Nel 2010 è iniziata una nuova fase, con l’arrivo di Google Caffeine, un fattore spesso sottovalutato, inizia ad assumere un’importanza rilevante: la velocità del sito.

I perche’ di Google Caffeine

Google non è solo un motore di ricerca. Anzi, meglio, Google è un business, una INC e il search engine è il suo servizio primario. Per cui, è logico pensare che il lavoro di Google “azienda” è finalizzato al profitto.

La “grande G” come tutti i suoi competitor, hanno necessariamente bisogno di infrastrutture server colossali, che necessitano di un’ottimizzazione delle risorse. Motivo per cui, la velocità di caricamento e navigazione di un sito assume una rilevanza sempre più marcata. Dare priorità ai siti più veloci significa utilizzare meno risorse.

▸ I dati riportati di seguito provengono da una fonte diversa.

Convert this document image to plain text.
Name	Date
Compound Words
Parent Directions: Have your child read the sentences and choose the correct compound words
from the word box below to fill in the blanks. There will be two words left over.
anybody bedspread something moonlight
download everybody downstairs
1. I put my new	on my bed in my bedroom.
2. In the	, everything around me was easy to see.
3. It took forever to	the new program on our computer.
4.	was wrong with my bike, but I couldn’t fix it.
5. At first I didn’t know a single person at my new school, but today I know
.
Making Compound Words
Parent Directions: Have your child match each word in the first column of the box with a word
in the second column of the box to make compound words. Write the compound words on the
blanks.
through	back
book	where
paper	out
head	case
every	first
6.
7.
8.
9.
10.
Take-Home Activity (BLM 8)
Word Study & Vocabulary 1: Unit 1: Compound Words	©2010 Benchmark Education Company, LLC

Ottimizzazione per Google Caffeine

Con l’introduzione di questo nuovo criterio è necessario porre più attenzione ad alcuni aspetti del progetto SEO che si va a realizzare. Scegliere un buon server, veloce e funzionale, significa porre solide basi per il successo del progetto. Al contrario, risparmiare sull’investimento potrebbe avere ripercussioni peggiori in futuro.

Certo, avere un buon hosting significa spendere un po’ di più, ma anche poter contare su maggiori garanzie di riuscita. Ad esempio, su un hosting a basso costo, il server potrebbe essere condiviso con centinaia (se non migliaia) di siti web.

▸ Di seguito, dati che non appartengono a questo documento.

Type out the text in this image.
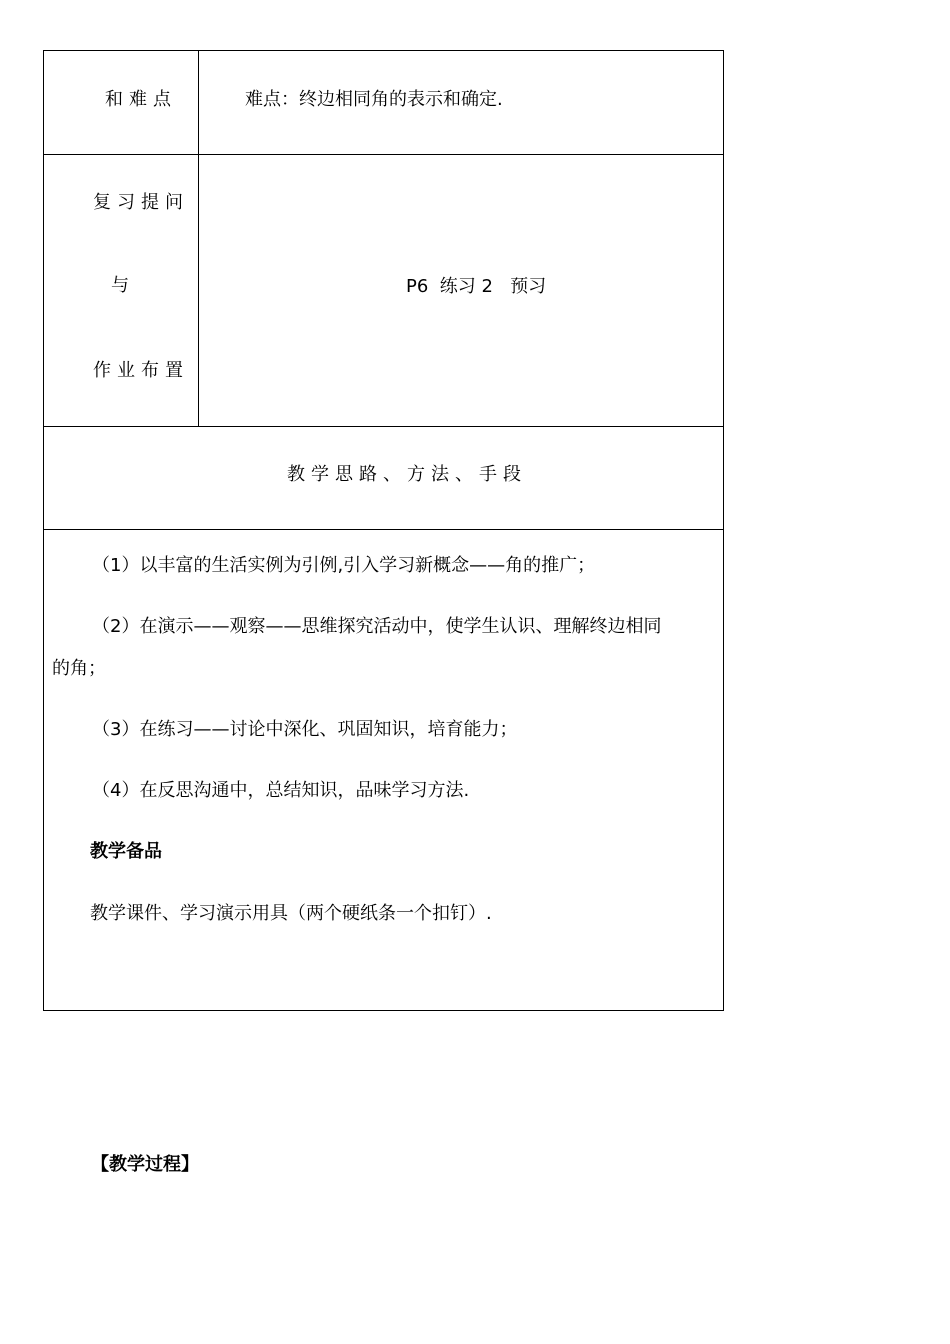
和难点	难点：终边相同角的表示和确定.
复习提问
与
作业布置
P6  练习 2   预习
教学思路、方法、手段
（1）以丰富的生活实例为引例,引入学习新概念——角的推广；
（2）在演示——观察——思维探究活动中，使学生认识、理解终边相同
的角；
（3）在练习——讨论中深化、巩固知识，培育能力；
（4）在反思沟通中，总结知识，品味学习方法.
教学备品
教学课件、学习演示用具（两个硬纸条一个扣钉）.
【教学过程】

Basta che uno dei “coinquilini” inizi ad avere un buon traffico, o che utilizzi una piattaforma e-commerce particolarmente “pesante”. Di conseguenza, tutti gli altri siti del server cominceranno a subire rallentamenti. Gli utenti, e anche lo spider, eviteranno di passare troppo spesso sul proprio sito.

Un danno evitabile, se si fosse scelto un hosting un po’ più dispendioso ma di certo più affidabile.

Come creare pagine web leggere

Oltre alla scelta di un buon server, va data maggiore importanza alla creazione di pagine web leggere, seguendo pochi ma importanti accorgimenti:

  • Usare i css;
  • usare HTML 5;
  • usare Xhtml;
  • usare immagini leggere (jpg, gif, png);
  • evitare di richiamare file esterni se non si è sicuri della validità della macchina che li ospita.

Agli occhi di un utente magari la differenza è meno evidente, ma per lo spider anche una manciata di millisecondi può fare la differenza.

Un progetto SEO performante per Google Caffeine

Per un progetto SEO delicato e importante il consiglio è di utilizzare un buon server con IP dedicato. La differenza è sostanziale, condividere un server con altri siti è un rischio, come si è visto, potrebbe inficiare pesantemente sulla velocità del proprio sito.

L’IP dedicato è consigliabile poichè se un sito “coinquilino” è soggetto a penalizzazioni di Google, potrebbe esserci il rischio di essere penalizzati a propria volta, incidendo sul lavoro di ottimizzazione svolto.

Tool per velocizzare il proprio sito

Inoltre, per i neofiti, sono disponibili sul Web molti strumenti online che effettuano un’analisi del proprio spazio per aumentare la velocità del sito. Uno di questi è il semplice ma completo (e soprattutto gratuito) Zoompf.